Des rumeurs sur le net autour de la prétendue présence de ravisseurs d'enfants ont coûté la vie à une vingtaine de personnes dans des lynchages par la foule en Inde ces deux derniers mois, d'après un décompte des médias locaux.
La situation connaît un tel retentissement que le gouvernement indien a menacé cette semaine de poursuivre la plateforme propriété de Facebook, estimant qu'en tant que canal de communication de fausses informations elle "ne peut échapper à sa responsabilité".
En réponse, la société a annoncé qu'elle allait supprimer la possibilité de transférer d'un coup un message à plusieurs discussions à la fois. Elle testera aussi une limite de cinq transferts par message - contre vingt dans le reste du monde.
La flèche de transfert rapide à côté de messages contenant un média (photo, vidéo, lien) sera elle aussi supprimée.
Avec plus de 200 millions d'utilisateurs sur 1,25 milliard d'habitants, l'Inde est le premier marché de WhatsApp. Salutations, blagues, propagande politique: les Indiens y reçoivent quotidiennement un nombre phénoménal de messages et images, qu'ils relayent souvent ensuite au reste de leur répertoire.
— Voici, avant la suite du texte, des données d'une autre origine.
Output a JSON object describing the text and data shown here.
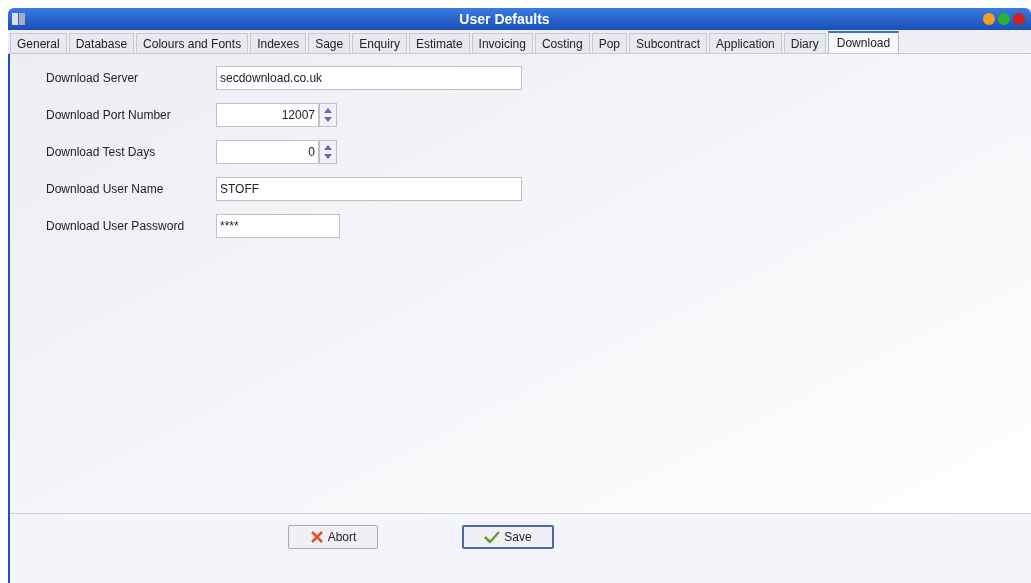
{
  "window": {
    "title": "User Defaults"
  },
  "tabs": [
    {
      "label": "General",
      "selected": false
    },
    {
      "label": "Database",
      "selected": false
    },
    {
      "label": "Colours and Fonts",
      "selected": false
    },
    {
      "label": "Indexes",
      "selected": false
    },
    {
      "label": "Sage",
      "selected": false
    },
    {
      "label": "Enquiry",
      "selected": false
    },
    {
      "label": "Estimate",
      "selected": false
    },
    {
      "label": "Invoicing",
      "selected": false
    },
    {
      "label": "Costing",
      "selected": false
    },
    {
      "label": "Pop",
      "selected": false
    },
    {
      "label": "Subcontract",
      "selected": false
    },
    {
      "label": "Application",
      "selected": false
    },
    {
      "label": "Diary",
      "selected": false
    },
    {
      "label": "Download",
      "selected": true
    }
  ],
  "fields": [
    {
      "label": "Download Server",
      "value": "secdownload.co.uk",
      "kind": "wide"
    },
    {
      "label": "Download Port Number",
      "value": "12007",
      "kind": "spin"
    },
    {
      "label": "Download Test Days",
      "value": "0",
      "kind": "spin"
    },
    {
      "label": "Download User Name",
      "value": "STOFF",
      "kind": "wide"
    },
    {
      "label": "Download User Password",
      "value": "****",
      "kind": "short"
    }
  ],
  "buttons": [
    {
      "label": "Abort",
      "kind": "abort"
    },
    {
      "label": "Save",
      "kind": "save"
    }
  ]
}
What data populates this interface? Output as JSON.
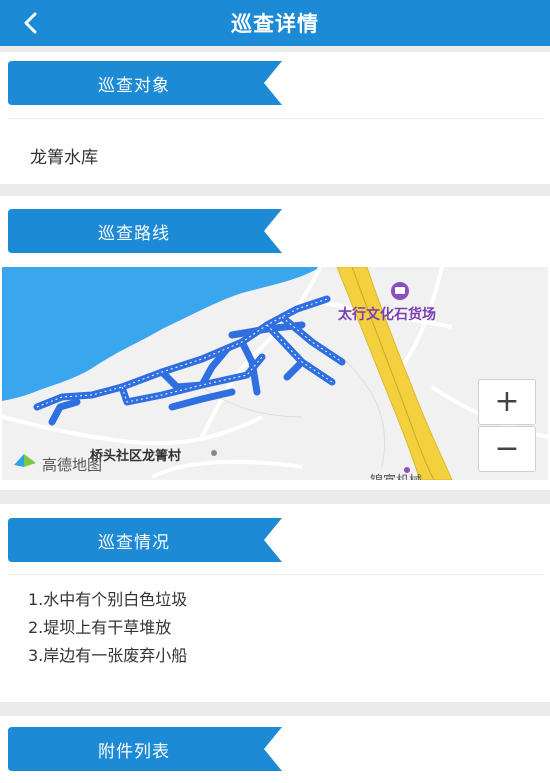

Couplée à l'arrivée récente d'internet jusque dans les zones reculées du pays, cette frénésie fait que les rumeurs infondées se répandent comme une traînée de poudre. Découvrant tout juste ces nouvelles technologies, un pan de la population prend parfois pour argent comptant tout le contenu qui y circule.
"Nous croyons que ces changements - que nous allons continuer à évaluer - vont aider à préserver le but initial de WhatsApp: une application de messagerie privée", a déclaré le groupe technologique américain dans un communiqué.
Sous pression des autorités indiennes, WhatsApp avait précédemment annoncé que les messages transférés seraient dorénavant marqués comme tels. Il était auparavant impossible de savoir si leur expéditeur en était ou non l'auteur.
La messagerie mobile s'est aussi offert une campagne de presse en Inde et au Pakistan pour donner des conseils à ses utilisateurs sur la manière de repérer les fausses informations.
"Le fait qu'un message soit partagé de nombreuses fois ne le rend pas véridique", indiquait notamment cette réclame étalée sur une pleine page dans plusieurs journaux.
- Neutralité technologique ? -
Les lynchages provoqués par des rumeurs infondées ou malicieuses ne sont pas un phénomène nouveau. Mais la démocratisation des moyens de communication numériques, qui pénètrent à une vitesse fulgurante la société indienne, accélère de façon vertigineuse la circulation des informations.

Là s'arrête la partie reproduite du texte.